Inferno - Bölüm On Beş ♂

511 8 0
                                    

Inferno – Bölüm On Beş

Gözlerim karanlığa alışmıştı. Ancak sırtımda hissettiğim aci gözlerimi açıp aydınlıkla buluşmama sebep oldu. Hafifçe kaşlarımı çattım. Odamdaydım. Başucu lambam kısık ayarda yanıyordu. Sırtımda sebepsiz bir sızlama vardı. Başım ağrıyordu. Belimin hemen altında, kalçamın üzerinde hissettiğim ağırlıkla bana dokunan kişiyi görmek adına başımı çevirdim. Uzun süredir yüz üstü yatıyor olmamın verdiği rahatsızlıktan dolayı boynum aciyordu. Arkami döndüğümde karşılaştığım yüzle duraksadım. Güçlü bir şekilde kalçamı kavrayan elin sahibi Inferno'ydu. Ancak beni şaşırtan bu değildi.

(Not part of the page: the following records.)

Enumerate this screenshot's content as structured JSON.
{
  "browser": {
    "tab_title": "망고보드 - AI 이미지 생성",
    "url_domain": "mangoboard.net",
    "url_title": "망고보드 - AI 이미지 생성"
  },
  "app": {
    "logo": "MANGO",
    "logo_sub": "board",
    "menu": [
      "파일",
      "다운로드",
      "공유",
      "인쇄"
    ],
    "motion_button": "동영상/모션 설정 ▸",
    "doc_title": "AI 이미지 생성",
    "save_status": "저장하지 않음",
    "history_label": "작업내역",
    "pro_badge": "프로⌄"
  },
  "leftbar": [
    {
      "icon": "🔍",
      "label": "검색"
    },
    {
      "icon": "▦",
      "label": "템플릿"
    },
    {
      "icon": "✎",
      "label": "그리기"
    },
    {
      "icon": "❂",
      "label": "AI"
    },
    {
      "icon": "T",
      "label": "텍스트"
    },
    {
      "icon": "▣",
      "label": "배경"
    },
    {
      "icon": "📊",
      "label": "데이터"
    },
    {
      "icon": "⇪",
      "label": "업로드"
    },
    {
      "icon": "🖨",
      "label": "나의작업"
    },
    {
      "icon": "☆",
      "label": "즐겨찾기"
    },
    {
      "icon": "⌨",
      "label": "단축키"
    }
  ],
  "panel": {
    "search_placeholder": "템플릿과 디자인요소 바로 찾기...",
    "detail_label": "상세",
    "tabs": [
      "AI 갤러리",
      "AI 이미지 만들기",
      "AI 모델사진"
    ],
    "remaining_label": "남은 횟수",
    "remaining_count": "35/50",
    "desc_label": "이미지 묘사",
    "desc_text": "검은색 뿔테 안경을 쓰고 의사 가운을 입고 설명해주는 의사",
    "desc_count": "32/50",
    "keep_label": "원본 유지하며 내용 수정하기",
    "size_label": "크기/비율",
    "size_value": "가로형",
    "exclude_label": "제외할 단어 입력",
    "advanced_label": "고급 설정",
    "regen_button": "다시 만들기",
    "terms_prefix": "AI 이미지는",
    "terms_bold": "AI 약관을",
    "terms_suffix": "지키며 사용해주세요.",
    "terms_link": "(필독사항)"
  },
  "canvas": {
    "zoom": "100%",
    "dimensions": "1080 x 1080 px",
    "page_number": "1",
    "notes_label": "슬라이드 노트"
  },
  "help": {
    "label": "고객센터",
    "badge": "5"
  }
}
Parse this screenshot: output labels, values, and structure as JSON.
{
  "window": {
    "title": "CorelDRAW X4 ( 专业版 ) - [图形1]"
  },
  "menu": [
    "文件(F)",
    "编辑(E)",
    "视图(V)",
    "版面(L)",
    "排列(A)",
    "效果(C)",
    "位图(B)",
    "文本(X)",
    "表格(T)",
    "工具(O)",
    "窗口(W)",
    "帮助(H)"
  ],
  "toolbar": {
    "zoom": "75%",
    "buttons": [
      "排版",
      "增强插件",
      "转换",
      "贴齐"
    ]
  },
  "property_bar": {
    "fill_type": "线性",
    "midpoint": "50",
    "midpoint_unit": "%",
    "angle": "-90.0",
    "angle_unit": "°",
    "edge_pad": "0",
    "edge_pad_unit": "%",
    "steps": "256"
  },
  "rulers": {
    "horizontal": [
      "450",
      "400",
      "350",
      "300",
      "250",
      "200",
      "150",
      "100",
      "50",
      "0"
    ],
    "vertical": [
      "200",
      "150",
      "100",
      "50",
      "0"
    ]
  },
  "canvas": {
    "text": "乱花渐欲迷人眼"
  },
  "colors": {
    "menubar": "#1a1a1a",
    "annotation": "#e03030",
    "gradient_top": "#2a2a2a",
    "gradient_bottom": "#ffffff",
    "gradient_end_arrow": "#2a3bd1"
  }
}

Inferno uyuyordu. Yüzünde tuhaf bir huzur vardı. Ancak kaşları hala çatılmaya hazır bir kavisle duruyordu. Dudakları memnuniyetsiz bir tavırla aşağı kıvrılmıştı. Kolları ise sahiplenir bir şekilde beni sariyordu. Bu öyle tuhaf bir manzaraydı ki soluğum kesildi. Gülümseyerek diğer tarafa döndükten sonra huzurlu anı bölmekten kaçınarak gözlerimi yumdum. Onunla daha fazla zaman geçirmek istiyordum.

Başucumdaki lambanın söndüğünü hissettiğimde endişeyle gözlerimi araladım. İstemsizce soluklarım sıklaşmaya başladığında çoktan yan dönerek sırtımı Inferno'nun göğsüne yaslamıştım. Neler olduğunu yavaşça anımsamaya başladığımda endişeyle gözlerimi kapattım. Nefes alamıyormuş gibi hissediyordum... Soluklarım kesilirken, göz yaşlarım çoktan akmaya başlamıştı. Inferno'nun sahiplenici parmakları belime dolandığında derin bir nefes almaya çalıştım. Karanlıkta endişeyle etrafı izlerken olmayan yüzler gördüğümün bilincindeydim ama bu zihnimi öylesine meşgul ediyordu ki, korkudan ne yapacağımı şaşırıyordum.

"Elisa?"

Inferno'nun uykulu sesi kulaklarıma ulaştığında hıçkırarak ağlamaya başladım. Ne yapacağımı bilemiyordum. Kendi tarafındaki lambayı açtıktan sonra hızla doğrularak beni kucağına çekti. Bacaklarının arasında öylece dururken başımı omzuna yaslamamı teşvik ederek kollarıyla beni sardı. Parmakları sırtımdaki yaraları es geçecerek saçlarımı okşarken ağlamam için bana zaman tanıdı.

"Sakin ol, Elisa. Buradayım..."

"Alex- Nefes-"

Alex beni kucağına alıp hızlıca odamın balkonuna yöneldi. Ahşap kapıyı hızla açarak soğuk havayı önemsemeden benimle birlikte öylece bekledi. Ben nefesimi kontrol altına almaya çalışırken canımı yakmamaya özen göstererek bana sıkıca sarılmaya devam etti.

"Sakin ol, küçük cehennemim. Ben yanındayken kimse sana zarar vermeyecek..."

Tuzlu göz yaşlarım yanaklarımda kuruyarak rahatsız bir his bıraktığında soluklarım düzene girmişti. Nazikçe saçlarımı yüzümden uzaklaştırdıktan sonra göz kapaklarıma küçük öpücükler bıraktı.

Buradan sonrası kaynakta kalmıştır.